Lindsey, thank you for your constant generosity. I eagerly await the next chapter!
* No one else posts almost daily like you do, Lindsey.
Posted by: Melissa | 12/22/2012 at 11:11 AM
Wow! I didn't know you're a Guy!!!
Posted by: Judy | 12/22/2012 at 01:43 PM
Judy: Well, no one's perfect.
Posted by: Lindsey Cochran | 12/22/2012 at 04:09 PM
Ha ha! Yes, I agree. But maybe this blog is close to perfect, at least to me. You write about clogs and I am obsessed, so YAY! I love this blog and I love that you write it with savior faire. And it sounds like there's a love story a'comin and I love that too. One might say I'm full of love right now too. I'm getting married soon and I swear to DOC (thank you), I'm wearing clogs at my wedding!
Here's to the New Year!
Posted by: Judy | 12/22/2012 at 10:25 PM
Lindsey, I'm enjoying the story, but it is also reminds so much of my own growing up. I wasn't very interested either in playing with toy trucks or playing army, I was more interested in my little garden, or learning how to do crafts. But on the other hand I was completely fascinated with carpentry and anything that had to do with dirt and water. Today I design and administer public projects that involve just that.... dirt and water, with some asphalt, concrete, and steel thrown in for good measure. But nonetheless, much of what I love is really not the typical domain of the male gender. Case in point is my love of horses and in particular trick riding on them. Even though it's a high speed, truly dangerous sport/art, it's participants are 98% female. So I just shake my head and wonder, why wouldn't a typical macho type of guy be drawn to something like this....but they're not. So back to shoes, I too kept my passion pretty much a hidden thing for most of my life. In recent years though I'm far more inclined to let my fashion sense show itself, nonetheless with due regard to the environment and people I will be around.

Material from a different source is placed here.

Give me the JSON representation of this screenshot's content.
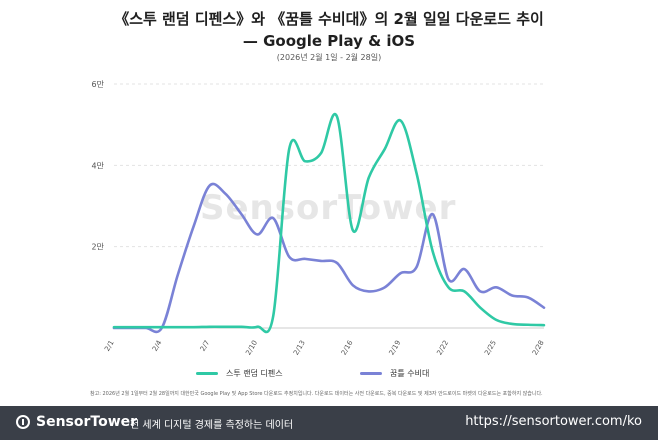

But a love for great footwear may alter the course of someone else's life and that certainly is true in the case of my wife and her recent severe ankle injury. Had it not been for my grave concern that she could get stuck wearing nothing more than rocker bottom sneakers for the rest of her life, she could have been persuaded by well meaning, but nonetheless partially clueless surgeons, to undergo a surgical procedure that would have ultimately caused severe limitations in her footwear choices and would have also left her technically crippled. So while many people do not in any way "get" the shoe thing, in this case it is altering the course of someone's life, hopefully to a much better outcome than would have otherwise happened.